Skal Labissiere was supposed to be another Kentucky freshman phenom, but he's been anything but.
The rest of the frontcourt has been unpredictable, to say the least. Alex Poythress has missed some games with an injury, and when he has played, his inconsistent energy has been the weather vane for this team’s success. Marcus Lee has been Marcus Lee: a limited player, someone who can rebound and block shots but little else. Isaac Humphries has been a nice surprise as of late for Calipari, but I’m not sure if this team will revolve around a still-developing big man who is one of the youngest players in college hoops. Derek Willis’ stretch-four capabilities have been huge for spreading the floor for Ulis and Murray, but his improving defense and rebounding still leave something to be desired – plus he’s currently injured with a sprained ankle.
Last season, Kentucky’s frontcourt terrified college basketball; this season, Kentucky’s frontcourt is its Achilles heel. Last season, Kentucky’s defense was historically good; this season, Kentucky ranks 42nd in defensive efficiency on KenPom.com. (The only Calipari team with a defensive efficiency ranked lower was the 2012-13 team that went to the NIT.)
And yet here we are, days away from March, and one of the biggest questions in college hoops is the same as it is every year: Can Kentucky win it all?
That is a central question of college basketball when Kentucky has a historically good team like last season, or a juggernaut of a recruiting class like next season. It is also a central question of college hoops if Kentucky is struggling mightily as in 2013-14 or has some fairly significant holes like this season’s team.
But amazingly, the answer to that question – Can the Wildcats hang another banner? – is yes. Yes, they can. Every. Single. Year.

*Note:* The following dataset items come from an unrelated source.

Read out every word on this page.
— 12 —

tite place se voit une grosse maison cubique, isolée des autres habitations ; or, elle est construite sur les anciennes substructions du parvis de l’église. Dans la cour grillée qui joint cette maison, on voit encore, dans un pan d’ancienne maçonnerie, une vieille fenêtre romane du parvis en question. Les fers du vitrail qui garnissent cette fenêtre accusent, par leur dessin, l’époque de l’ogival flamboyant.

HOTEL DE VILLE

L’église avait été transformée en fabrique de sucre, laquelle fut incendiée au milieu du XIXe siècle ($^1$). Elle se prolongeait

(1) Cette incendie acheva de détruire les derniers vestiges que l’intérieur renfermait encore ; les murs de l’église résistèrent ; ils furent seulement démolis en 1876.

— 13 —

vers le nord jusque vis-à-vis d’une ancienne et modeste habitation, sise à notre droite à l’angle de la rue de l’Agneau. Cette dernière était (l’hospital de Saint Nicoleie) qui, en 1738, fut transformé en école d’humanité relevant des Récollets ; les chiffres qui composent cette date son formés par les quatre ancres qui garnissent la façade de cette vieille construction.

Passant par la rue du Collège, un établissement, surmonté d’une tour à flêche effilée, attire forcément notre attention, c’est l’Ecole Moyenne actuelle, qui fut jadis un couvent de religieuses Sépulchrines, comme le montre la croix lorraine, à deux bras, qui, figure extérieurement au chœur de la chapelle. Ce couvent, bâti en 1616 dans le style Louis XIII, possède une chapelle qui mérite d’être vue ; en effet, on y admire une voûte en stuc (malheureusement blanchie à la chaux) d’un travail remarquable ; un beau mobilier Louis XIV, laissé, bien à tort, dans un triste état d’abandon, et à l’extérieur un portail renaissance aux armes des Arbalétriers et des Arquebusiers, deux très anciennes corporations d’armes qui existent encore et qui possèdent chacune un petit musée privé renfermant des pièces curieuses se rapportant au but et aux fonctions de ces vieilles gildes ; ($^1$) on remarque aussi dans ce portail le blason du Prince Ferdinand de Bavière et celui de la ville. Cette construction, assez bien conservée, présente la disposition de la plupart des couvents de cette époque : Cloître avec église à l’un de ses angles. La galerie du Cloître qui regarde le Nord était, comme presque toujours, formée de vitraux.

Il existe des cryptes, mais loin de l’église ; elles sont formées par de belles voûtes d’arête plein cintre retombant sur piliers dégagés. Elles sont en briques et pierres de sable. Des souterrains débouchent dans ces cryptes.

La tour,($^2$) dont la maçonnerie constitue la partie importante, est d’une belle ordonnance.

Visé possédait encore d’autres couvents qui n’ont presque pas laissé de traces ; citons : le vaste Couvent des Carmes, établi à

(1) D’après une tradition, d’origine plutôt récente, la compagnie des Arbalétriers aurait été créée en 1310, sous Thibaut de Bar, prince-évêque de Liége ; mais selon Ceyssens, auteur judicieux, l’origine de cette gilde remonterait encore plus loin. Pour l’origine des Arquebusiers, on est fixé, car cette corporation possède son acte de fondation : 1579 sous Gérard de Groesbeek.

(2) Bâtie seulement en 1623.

“This team got empowered early because of that South Carolina game,” Calipari said, speaking of the big-time road win when he got ejected a couple minutes in. “When I saw that they really don’t need me as much as I think they need me. They ran all the stuff that we work on. They did it without me telling them. They also coached each other. That’s what I want. It’s not just calling plays. It’s that when a guy doesn’t do his job, they should tell each other, not me.”
“That’s where we are with this team,” he continued. “If your guards are really good, you really have a chance to win any game you play.”
It’s true: Kentucky has a chance to win any game it plays, even though this may be the Wildcats team with the most question marks since Calipari came to Lexington. They don’t just have a chance, but a really good chance. That includes this weekend, when they visit a talented Vanderbilt team that needs a big-time win to make the NCAA tournament. And that includes in Houston on April 4, when someone will be cutting down the nets to celebrate the national title.
And that is what is ultimately the most impressive achievement of John Calipari’s career and one of the most impressive achievements in all of coaching today: That even though Calipari has a completely different roster every season – that even though he has about six months from the first practice to the Final Four to reinvent the wheel – his teams are always, always, always on the right path toward cutting down those nets.